But regardless of how you go about asking the question, you need to recognize that there is a fundamental problem with asking people what will persuade them to change: Most of the time they won’t know the answer.
It’s not that they won’t give an answer. They’ll often provide plenty. It’s just that the answers they provide will have a high likelihood of being wrong. Here’s why.
The great majority of the decisions we make in our information-overloaded, distraction-heavy lives are made outside our conscious awareness, driven more by contexts than cognitions.
As a result, asking someone to pinpoint what will influence them in the future is a bit like saying, “tell me how you will behave in the future when you are not thinking about what I have just asked you about?”
Behavioral scientists Wes Schultz and Robert Cialdini provide compelling evidence of why asking people to predict what will influence their future decisions and behaviors is so often ineffective. In one set of studies, they asked several hundred homeowners in California to predict which of four messages would be most successful at persuading them to take steps to conserve energy and reduce their overall consumption. The four messages were 1. conserving energy helps the environment; 2. conserving energy protects future societies; 3. conserving energy saves you money; 4. many of your neighbors are already conserving energy.
Those shown the message about what their neighbors were doing rated it as the least likely to influence their behaviors. Yet when meter readings were taken, the researchers discovered that this was the most effective message when it came to changing behavior even though this same message was rejected by most as having any sway. Even though most will deny its effect, our desire to keep up with the Joneses is both universal and automatic.
For example, recent studies have shown that compared to the usual approach of threatening those who fail to pay their taxes on time with fines, it is far more effective to inform them that the majority of people in their neighborhood already have paid. By doing so, governments can realize many more millions in revenues.
Not only are we pretty poor at recognizing what will influence our future behavior, we’re not that great at recognizing what persuaded us after the event either.
In one well-known study conducted at a busy New York City subway station, after counting the percentage of commuters who donated to a street musician as they walked past him, researchers made one small change to the situation: Immediately before an approaching commuter reached the musician, another person (who was in on the act) would drop a few coins into the musician’s hat.
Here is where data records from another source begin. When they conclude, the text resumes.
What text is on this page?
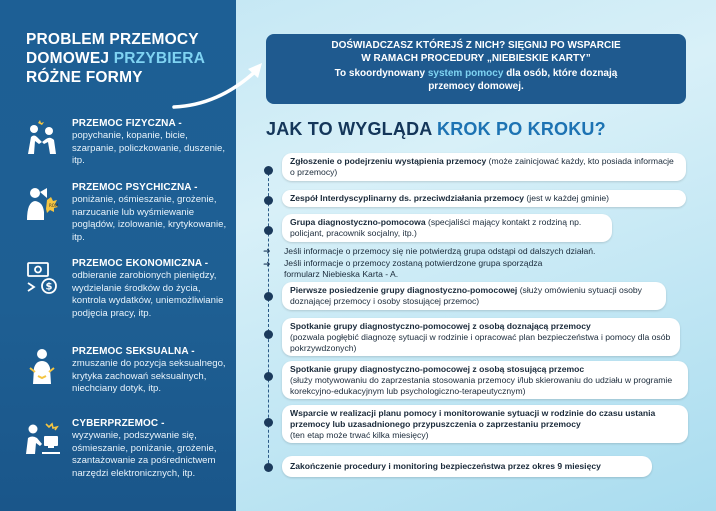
PROBLEM PRZEMOCY
DOMOWEJ PRZYBIERA
RÓŻNE FORMY
PRZEMOC FIZYCZNA -
popychanie, kopanie, bicie, szarpanie, policzkowanie, duszenie, itp.
ROM
PRZEMOC PSYCHICZNA -
poniżanie, ośmieszanie, grożenie, narzucanie lub wyśmiewanie poglądów, izolowanie, krytykowanie, itp.
$
PRZEMOC EKONOMICZNA -
odbieranie zarobionych pieniędzy, wydzielanie środków do życia, kontrola wydatków, uniemożliwianie podjęcia pracy, itp.
PRZEMOC SEKSUALNA -
zmuszanie do pozycja seksualnego, krytyka zachowań seksualnych, niechciany dotyk, itp.
CYBERPRZEMOC -
wyzywanie, podszywanie się, ośmieszanie, poniżanie, grożenie, szantażowanie za pośrednictwem narzędzi elektronicznych, itp.
DOŚWIADCZASZ KTÓREJŚ Z NICH? SIĘGNIJ PO WSPARCIE
W RAMACH PROCEDURY „NIEBIESKIE KARTY”
To skoordynowany system pomocy dla osób, które doznają
przemocy domowej.
JAK TO WYGLĄDA KROK PO KROKU?
Zgłoszenie o podejrzeniu wystąpienia przemocy (może zainicjować każdy, kto posiada informacje o przemocy)
Zespół Interdyscyplinarny ds. przeciwdziałania przemocy (jest w każdej gminie)
Grupa diagnostyczno-pomocowa (specjaliści mający kontakt z rodziną np. policjant, pracownik socjalny, itp.)
➜ Jeśli informacje o przemocy się nie potwierdzą grupa odstąpi od dalszych działań.
➜ Jeśli informacje o przemocy zostaną potwierdzone grupa sporządza formularz Niebieska Karta - A.
Pierwsze posiedzenie grupy diagnostyczno-pomocowej (służy omówieniu sytuacji osoby doznającej przemocy i osoby stosującej przemoc)
Spotkanie grupy diagnostyczno-pomocowej z osobą doznającą przemocy
(pozwala pogłębić diagnozę sytuacji w rodzinie i opracować plan bezpieczeństwa i pomocy dla osób pokrzywdzonych)
Spotkanie grupy diagnostyczno-pomocowej z osobą stosującą przemoc
(służy motywowaniu do zaprzestania stosowania przemocy i/lub skierowaniu do udziału w programie korekcyjno-edukacyjnym lub psychologiczno-terapeutycznym)
Wsparcie w realizacji planu pomocy i monitorowanie sytuacji w rodzinie do czasu ustania przemocy lub uzasadnionego przypuszczenia o zaprzestaniu przemocy
(ten etap może trwać kilka miesięcy)
Zakończenie procedury i monitoring bezpieczeństwa przez okres 9 miesięcy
The result? An eight-fold increase in donations. When interviewed afterward, those who donated universally failed to attribute their actions to the fact they had seen someone else give money first, preferring instead to provide alternate (and incorrect) justification for their actions. “I liked the song he was playing”; “I’m a generous person”; and “I felt sorry for the guy.”
So when it comes to getting to the heart of what actually drives decisions and behaviors, a message emerges that at first glance appears counter-intuitive: Stop listening to your residents.
In isolation, such a message merely provides for an attention-grabbing headline. In order to be even remotely helpful, an alternative also needs to be provided and I believe it should be this: Start watching them instead.
Alerting people to the fact that many previous guests reused their towels and linens during their stay increases significantly their own reuse saving the hotel chain fortunes in laundry costs. No amount of market research or questioning guests would have discovered this. In fact, I am pretty sure that most hotel guests would not want to think about what the person who stayed in the room before them got up to. The answer came not from listening to customers but by watching them instead.
The implication seems clear. Ask fewer questions about what people will do and instead set up small field tests and controlled studies that observe what they actually do. In most instances, they will be lot cheaper than traditional market research approaches, and yet the insights they reveal could provide a real competitive advantage to your business.